Comment penser l’avenir des mobilités urbaines ?

Titre : Comment penser l’avenir des mobilités urbaines ? 

 

Melchior vous propose ce décryptage pédagogique de l’article de Jean Coldefy « L’indispensable révision du modèle économique des transports publics »,  La Grande Conversation, 2023.

Publié en juin 2023, cet article de Jean Coldefy (Directeur des programmes ATEC ITS France et président du Think Tank de l’URF) permet de fournir un point d’actualité sur les chapitres du programme de spécialité Sciences économiques et sociales de Première « Quelles sont les principales défaillances du marché? » et de Terminale « Quelle action publique pour l’environnement ?».

Le + de l'article

  • Faire un point sur les coûts de la mobilité urbaine.

  • Comprendre à quelles conditions on peut organiser un report de la voiture individuelle vers les transports collectifs.

Résumé :

La mobilité dans les pays développés repose encore aujourd’hui essentiellement sur l’usage de la voiture thermique. Or, la nécessité de décarboner les mobilités remet en cause cet état de fait. En France l’essentiel des émissions de Gaz à effet de serre (GES) est lié aux mobilités du quotidien et en particulier des liens entre le périurbain et les agglomérations par des ménages qui travaillent en ville sans y habiter et qui n’ont la plupart du temps pas accès aux transports publics.

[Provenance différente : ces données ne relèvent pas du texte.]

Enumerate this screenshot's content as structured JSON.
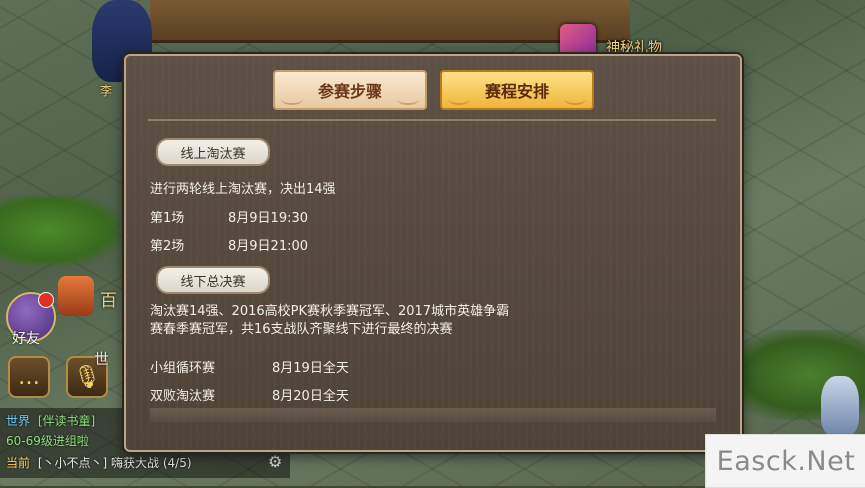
{
  "world": {
    "gift_label": "神秘礼物",
    "top_char_name": "李"
  },
  "hud": {
    "friend_label": "好友",
    "bai_label": "百",
    "shi_label": "世",
    "chat_icon": "chat-bubble-icon",
    "mic_icon": "microphone-icon"
  },
  "chat": {
    "line1_tag": "世界",
    "line1_text": "[伴读书童]",
    "line2_text": "60-69级进组啦",
    "line3_tag": "当前",
    "line3_user": "[丶小不点丶]",
    "line3_text": "嗨获大战 (4/5)"
  },
  "panel": {
    "tabs": [
      {
        "label": "参赛步骤",
        "selected": false
      },
      {
        "label": "赛程安排",
        "selected": true
      }
    ],
    "online": {
      "title": "线上淘汰赛",
      "description": "进行两轮线上淘汰赛，决出14强",
      "matches": [
        {
          "name": "第1场",
          "time": "8月9日19:30"
        },
        {
          "name": "第2场",
          "time": "8月9日21:00"
        }
      ]
    },
    "offline": {
      "title": "线下总决赛",
      "description_line1": "淘汰赛14强、2016高校PK赛秋季赛冠军、2017城市英雄争霸",
      "description_line2": "赛春季赛冠军，共16支战队齐聚线下进行最终的决赛",
      "matches": [
        {
          "name": "小组循环赛",
          "time": "8月19日全天"
        },
        {
          "name": "双败淘汰赛",
          "time": "8月20日全天"
        }
      ]
    }
  },
  "watermark": "Easck.Net",
  "colors": {
    "tab_selected": "#f0b43a",
    "tab_unselected": "#e7c9a4",
    "panel_bg": "#54493d",
    "text": "#f2efe8"
  }
}
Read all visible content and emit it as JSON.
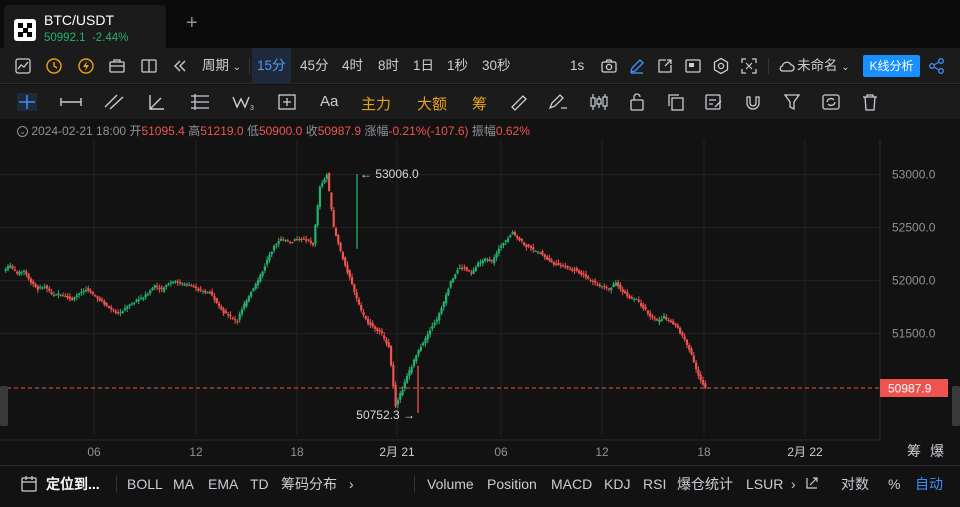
{
  "tab": {
    "title": "BTC/USDT",
    "price": "50992.1",
    "change": "-2.44%",
    "add": "+"
  },
  "toolbar1": {
    "period_label": "周期",
    "periods": [
      "15分",
      "45分",
      "4时",
      "8时",
      "1日",
      "1秒",
      "30秒"
    ],
    "selected_period": "15分",
    "interval": "1s",
    "layout_name": "未命名",
    "kline_analysis": "K线分析"
  },
  "toolbar2": {
    "main": "主力",
    "big": "大额",
    "chips": "筹",
    "font": "Aa"
  },
  "ohlc": {
    "date": "2024-02-21 18:00",
    "open_label": "开",
    "open": "51095.4",
    "high_label": "高",
    "high": "51219.0",
    "low_label": "低",
    "low": "50900.0",
    "close_label": "收",
    "close": "50987.9",
    "change_label": "涨幅",
    "change": "-0.21%(-107.6)",
    "amp_label": "振幅",
    "amp": "0.62%"
  },
  "chart_data": {
    "type": "candlestick",
    "y_ticks": [
      "53000.0",
      "52500.0",
      "52000.0",
      "51500.0"
    ],
    "x_ticks": [
      "06",
      "12",
      "18",
      "2月 21",
      "06",
      "12",
      "18",
      "2月 22"
    ],
    "high_marker": "← 53006.0",
    "low_marker": "50752.3 →",
    "last_price": "50987.9",
    "ylim": [
      50700,
      53200
    ],
    "close_series": [
      52140,
      52060,
      52100,
      51990,
      51920,
      51940,
      51870,
      51880,
      51860,
      51820,
      51880,
      51910,
      51870,
      51820,
      51760,
      51720,
      51700,
      51760,
      51790,
      51840,
      51880,
      51960,
      51920,
      51980,
      52000,
      51970,
      51960,
      51930,
      51900,
      51880,
      51800,
      51700,
      51660,
      51620,
      51780,
      51900,
      52000,
      52140,
      52280,
      52380,
      52380,
      52360,
      52400,
      52380,
      52340,
      52880,
      53000,
      52500,
      52280,
      52080,
      51900,
      51720,
      51600,
      51550,
      51500,
      51380,
      50820,
      50980,
      51150,
      51300,
      51420,
      51540,
      51640,
      51800,
      52000,
      52100,
      52120,
      52060,
      52160,
      52200,
      52180,
      52300,
      52380,
      52460,
      52380,
      52320,
      52300,
      52260,
      52200,
      52160,
      52140,
      52120,
      52100,
      52060,
      52020,
      51980,
      51940,
      51920,
      51980,
      51900,
      51840,
      51820,
      51740,
      51660,
      51620,
      51660,
      51600,
      51560,
      51440,
      51300,
      51100,
      50988
    ]
  },
  "bottombar": {
    "locate": "定位到...",
    "indicators_left": [
      "BOLL",
      "MA",
      "EMA",
      "TD",
      "筹码分布"
    ],
    "indicators_right": [
      "Volume",
      "Position",
      "MACD",
      "KDJ",
      "RSI",
      "爆仓统计",
      "LSUR"
    ],
    "log": "对数",
    "pct": "%",
    "auto": "自动",
    "right_tabs": [
      "筹",
      "爆"
    ]
  },
  "colors": {
    "up": "#23b26d",
    "down": "#ef5350",
    "accent": "#1890ff",
    "bg": "#121212"
  }
}
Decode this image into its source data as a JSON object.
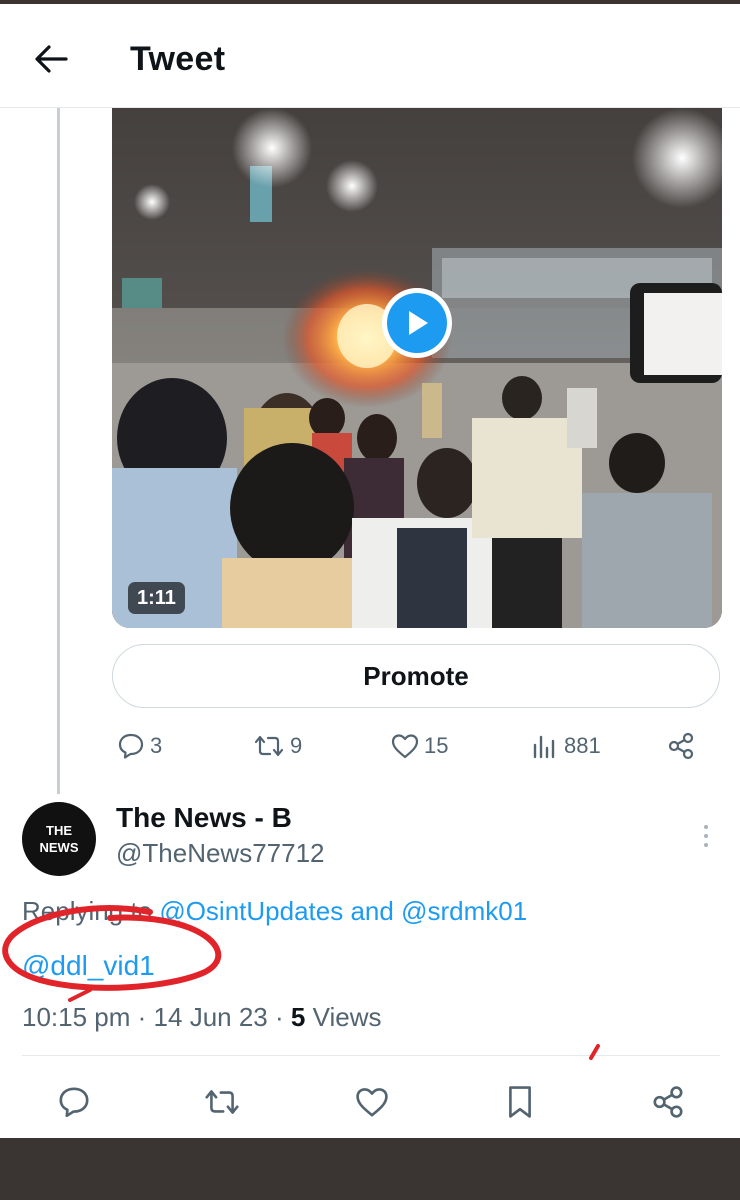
{
  "header": {
    "title": "Tweet",
    "back_icon": "arrow-left-icon"
  },
  "media": {
    "duration": "1:11",
    "play_icon": "play-icon",
    "accent_color": "#1d9bf0"
  },
  "promote": {
    "label": "Promote"
  },
  "actions": {
    "replies": "3",
    "retweets": "9",
    "likes": "15",
    "views": "881"
  },
  "reply_tweet": {
    "avatar_line1": "THE",
    "avatar_line2": "NEWS",
    "display_name": "The News - B",
    "handle": "@TheNews77712",
    "replying_prefix": "Replying to",
    "mention1": "@OsintUpdates",
    "and_text": "and",
    "mention2": "@srdmk01",
    "mention3": "@ddl_vid1",
    "time": "10:15 pm",
    "date": "14 Jun 23",
    "views_count": "5",
    "views_label": "Views"
  },
  "bottom_actions": [
    "reply-icon",
    "retweet-icon",
    "like-icon",
    "bookmark-icon",
    "share-icon"
  ],
  "colors": {
    "link": "#1d9bf0",
    "secondary_text": "#536471",
    "annotation_red": "#e0242a"
  }
}
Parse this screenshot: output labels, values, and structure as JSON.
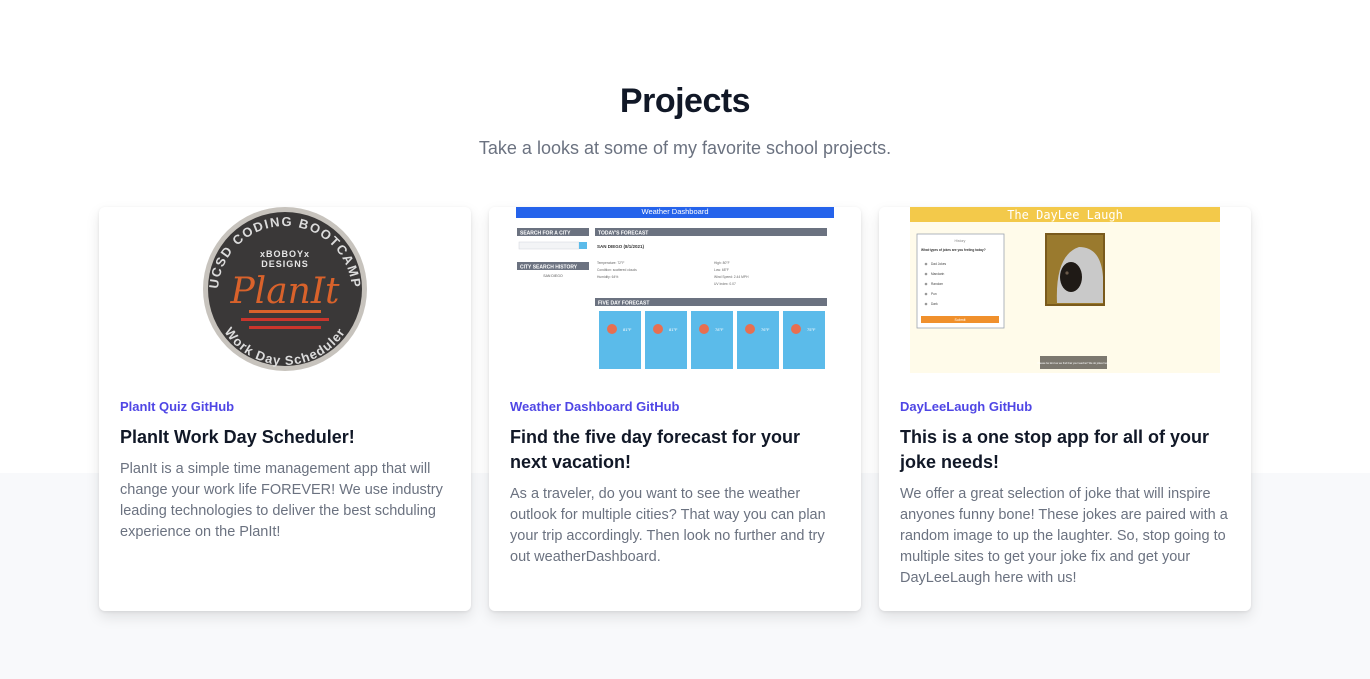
{
  "section": {
    "title": "Projects",
    "subtitle": "Take a looks at some of my favorite school projects."
  },
  "projects": [
    {
      "link_label": "PlanIt Quiz GitHub",
      "heading": "PlanIt Work Day Scheduler!",
      "description": "PlanIt is a simple time management app that will change your work life FOREVER! We use industry leading technologies to deliver the best schduling experience on the PlanIt!",
      "image": {
        "logo_top_text": "UCSD CODING BOOTCAMP",
        "logo_bottom_text": "Work Day Scheduler",
        "logo_brand_1": "xBOBOYx",
        "logo_brand_2": "DESIGNS",
        "logo_main": "PlanIt",
        "colors": {
          "ring": "#c7c3bd",
          "disc": "#3a3838",
          "accent": "#d9622b"
        }
      }
    },
    {
      "link_label": "Weather Dashboard GitHub",
      "heading": "Find the five day forecast for your next vacation!",
      "description": "As a traveler, do you want to see the weather outlook for multiple cities? That way you can plan your trip accordingly. Then look no further and try out weatherDashboard.",
      "image": {
        "header": "Weather Dashboard",
        "search_label": "SEARCH FOR A CITY",
        "history_label": "CITY SEARCH HISTORY",
        "history_item": "SAN DIEGO",
        "today_label": "TODAY'S FORECAST",
        "city_line": "SAN DIEGO (8/1/2021)",
        "left_stats": [
          "Temperature: 72°F",
          "Condition: scattered clouds",
          "Humidity: 64%"
        ],
        "right_stats": [
          "High: 80°F",
          "Low: 68°F",
          "Wind Speed: 2.44 MPH",
          "UV Index: 0.07"
        ],
        "five_day_label": "FIVE DAY FORECAST",
        "forecast_temps": [
          "81°F",
          "81°F",
          "78°F",
          "76°F",
          "75°F"
        ],
        "colors": {
          "header": "#2563eb",
          "label_bar": "#6b7280",
          "tile": "#5bbbea",
          "sun": "#e76f51"
        }
      }
    },
    {
      "link_label": "DayLeeLaugh GitHub",
      "heading": "This is a one stop app for all of your joke needs!",
      "description": "We offer a great selection of joke that will inspire anyones funny bone! These jokes are paired with a random image to up the laughter. So, stop going to multiple sites to get your joke fix and get your DayLeeLaugh here with us!",
      "image": {
        "banner": "The DayLee Laugh",
        "quiz_tab": "History",
        "quiz_question": "What types of jokes are you feeling today?",
        "options": [
          "Dad Jokes",
          "Mandarin",
          "Random",
          "Pun",
          "Dark"
        ],
        "submit_label": "Submit",
        "footer_note": "Please be kind as we find that your teacher! We do jokes here.",
        "colors": {
          "banner": "#f3c94a",
          "background": "#fffbea",
          "submit": "#f0902c",
          "note": "#7c786f"
        }
      }
    }
  ]
}
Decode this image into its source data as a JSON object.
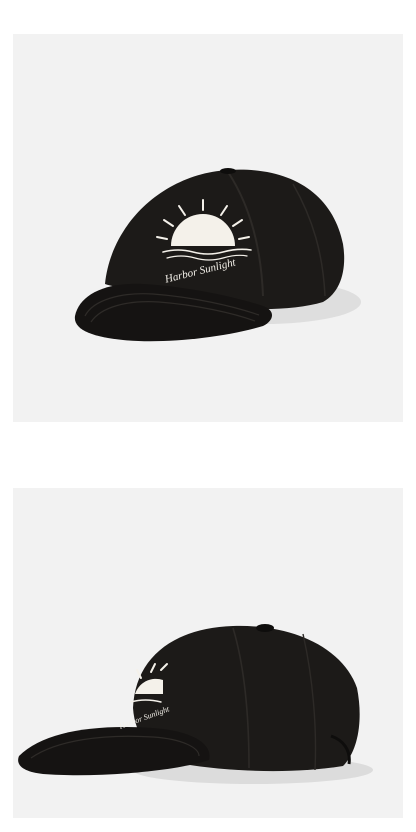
{
  "product": {
    "name": "black baseball cap with embroidered sun logo",
    "colors": {
      "page_background": "#ffffff",
      "photo_background": "#f2f2f2",
      "cap_body": "#1c1a18",
      "cap_shadow": "#0e0d0c",
      "embroidery": "#f4f1ea"
    }
  },
  "photos": [
    {
      "view": "front three-quarter",
      "embroidery_text": "Harbor Sunlight"
    },
    {
      "view": "side profile",
      "embroidery_text": "Harbor Sunlight"
    }
  ]
}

Dans ces conditions, il convient de mettre en œuvre des solutions qui mobilisent la voiture électrique pour les zones peu denses, et les transports collectifs ou individuels (cars express, trains, covoiturage, vélo…) en zones denses ou pour y accéder. Il faudra privilégier les solutions maximisant les économies de CO2 en mobilisant au minimum les budgets publics.

Globalement, si on s’en remet aux trajets du quotidien (inférieurs à  100 kilomètres), il y a un intérêt collectif pour la société française à développer les transports en commun là où ils sont les plus efficaces.

Source : Jean Coldefy, op.cit.

 

Pour les trajets domicile/travail et les jours ouvrés, donc quand la voiture est assez peu occupée et que les transports en commun sont fortement utilisés (ce qui permet de réduire le coût par passager kilomètre), on constate que ces transports collectifs coûtent 2 fois moins cher que la voiture en semaine, et 2,5 fois moins cher si l’on considère les trajets entre le domicile et le travail. Par contre globalement la voiture coute en moyenne 50% plus cher à la société que les transports en commun. En effet, d’une part la voiture a un taux d’occupation plus élevé les WE et en vacances, ce qui réduit le cout au passager kilomètre, d’autre part de nombreuses lignes de transports en commun, urbain comme TER sont très peu fréquentées. Il y a donc des situations très contrastées.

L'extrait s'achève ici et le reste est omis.